Tanti gli ostacoli. Anche se i profeti della morte di Dio cominciano a battere in ritirata, anche se la modernità è arrivata senza che scomparisse la religione, la fede è a pezzi.
Tra quei pezzi, sempre più numerosi, multiformi e colorati, i credenti scelgono i più convenienti nel supermarket delle credenze. Il paradiso sì e l’inferno no; la reincarnazione forse. Gli angeli ma certo, il diavolo dipende. Crescono intanto i non credenti; se ne moltiplicano i tipi, atei, agnostici, umanisti. Aumentano le cose in cui essi credono, soprattutto i numeri: della scienza, della tecnica e dell’economia. Cresce anche la frustrazione dei razionalisti, perché i numeri non bastano mai, e se sono infiniti riportano a Dio, magari un Dio risucchiato nell’intelligenza artificiale.
Nel 1984, una sociologa delle religioni inglese, osteggiata dai colleghi scettici sulla sua ricerca fuori moda, pubblica un volume che fa clamore. Per identificare la traiettoria religiosa della società britannica del dopo guerra, Grace Davie conia l’espressione «credere senza appartenere» (believing without belonging).
È in declino l’appartenenza alle Chiese, sostiene la sociologa, ma non è in declino la fede; essa è piuttosto in profonda trasformazione. La formula di Davie, credere senza appartenere, apre una stagione nuova. Nei Paesi cattolici e ortodossi gli studiosi la rovesciano e parlano piuttosto di appartenere senza credere. Ciò che importa, per tutti, è che nel mondo globale secolarizzato, da allora fino ad oggi, la fede è in libera uscita.
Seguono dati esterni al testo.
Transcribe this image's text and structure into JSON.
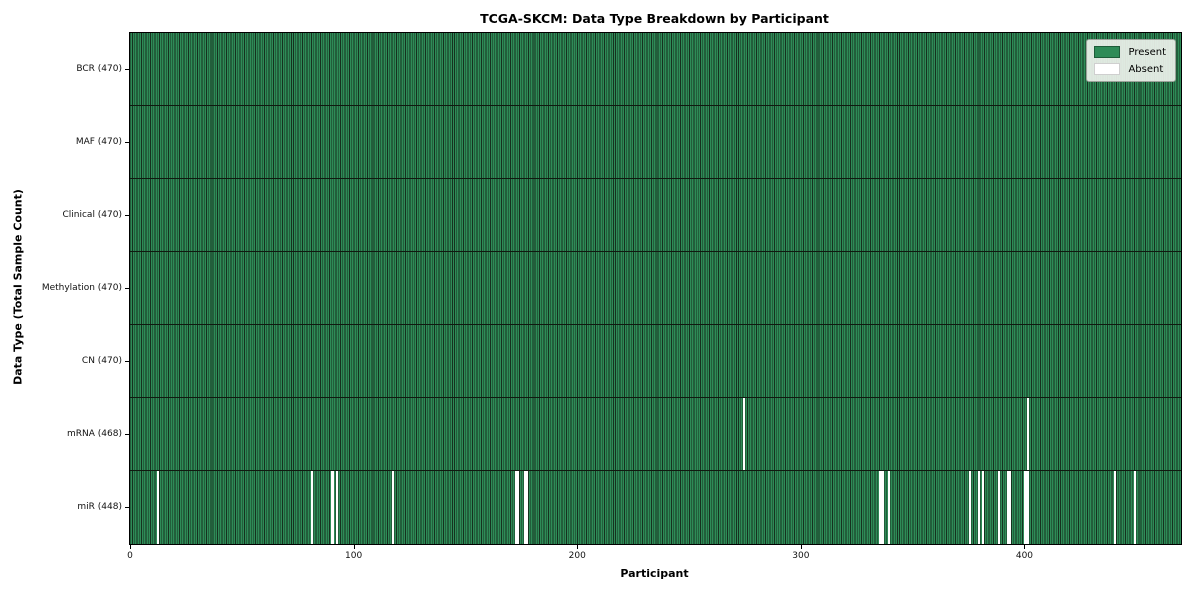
{
  "chart_data": {
    "type": "heatmap",
    "title": "TCGA-SKCM: Data Type Breakdown by Participant",
    "xlabel": "Participant",
    "ylabel": "Data Type (Total Sample Count)",
    "n_participants": 470,
    "x_ticks": [
      0,
      100,
      200,
      300,
      400
    ],
    "legend": {
      "entries": [
        "Present",
        "Absent"
      ],
      "position": "upper right"
    },
    "colors": {
      "present": "#2e8b57",
      "cell_edge": "#16311f",
      "absent": "#ffffff",
      "row_divider": "#101a10",
      "legend_bg": "#eef2ec"
    },
    "grid": false,
    "rows": [
      {
        "name": "BCR",
        "total": 470,
        "label": "BCR (470)",
        "absent_participants": []
      },
      {
        "name": "MAF",
        "total": 470,
        "label": "MAF (470)",
        "absent_participants": []
      },
      {
        "name": "Clinical",
        "total": 470,
        "label": "Clinical (470)",
        "absent_participants": []
      },
      {
        "name": "Methylation",
        "total": 470,
        "label": "Methylation (470)",
        "absent_participants": []
      },
      {
        "name": "CN",
        "total": 470,
        "label": "CN (470)",
        "absent_participants": []
      },
      {
        "name": "mRNA",
        "total": 468,
        "label": "mRNA (468)",
        "absent_participants": [
          274,
          401
        ]
      },
      {
        "name": "miR",
        "total": 448,
        "label": "miR (448)",
        "absent_participants": [
          12,
          81,
          90,
          92,
          117,
          172,
          173,
          176,
          177,
          335,
          336,
          339,
          375,
          379,
          381,
          388,
          392,
          393,
          400,
          401,
          440,
          449
        ]
      }
    ]
  }
}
Gli sceneggiatori della serie Netflix The Crown hanno dedicato un intero episodio all’incontro tra la giovane regina Elisabetta e il giovane predicatore Billy Graham, al tempo in cui questi scuoteva gli incerti cristiani di New York e Londra. Hanno ragione, gli sceneggiatori. Quel tempo e i suoi dilemmi sono decisivi oggi. I credenti e i non credenti del nostro tempo inseguono la scelta cara a Graham: scelta di una fede che cambia, che non lascia nulla come prima e domanda un’adesione piena. Quella sera dell’estate 1957 al Garden, Billy Graham raccontò di un cowboy. Per anni aveva attaccato il cavallo all’ingresso del saloon. Un giorno lo attaccò all’ingresso della chiesa. Al barista che gli chiedeva perché, il cowboy rispose semplicemente: «Mi sono convertito alla fede metodista».
Oggi ancor più che mezzo secolo fa, questa è la fede più preziosa, la più desiderata e la più rara. Quella che ci fa cambiare il posto dove attacchiamo il cavallo.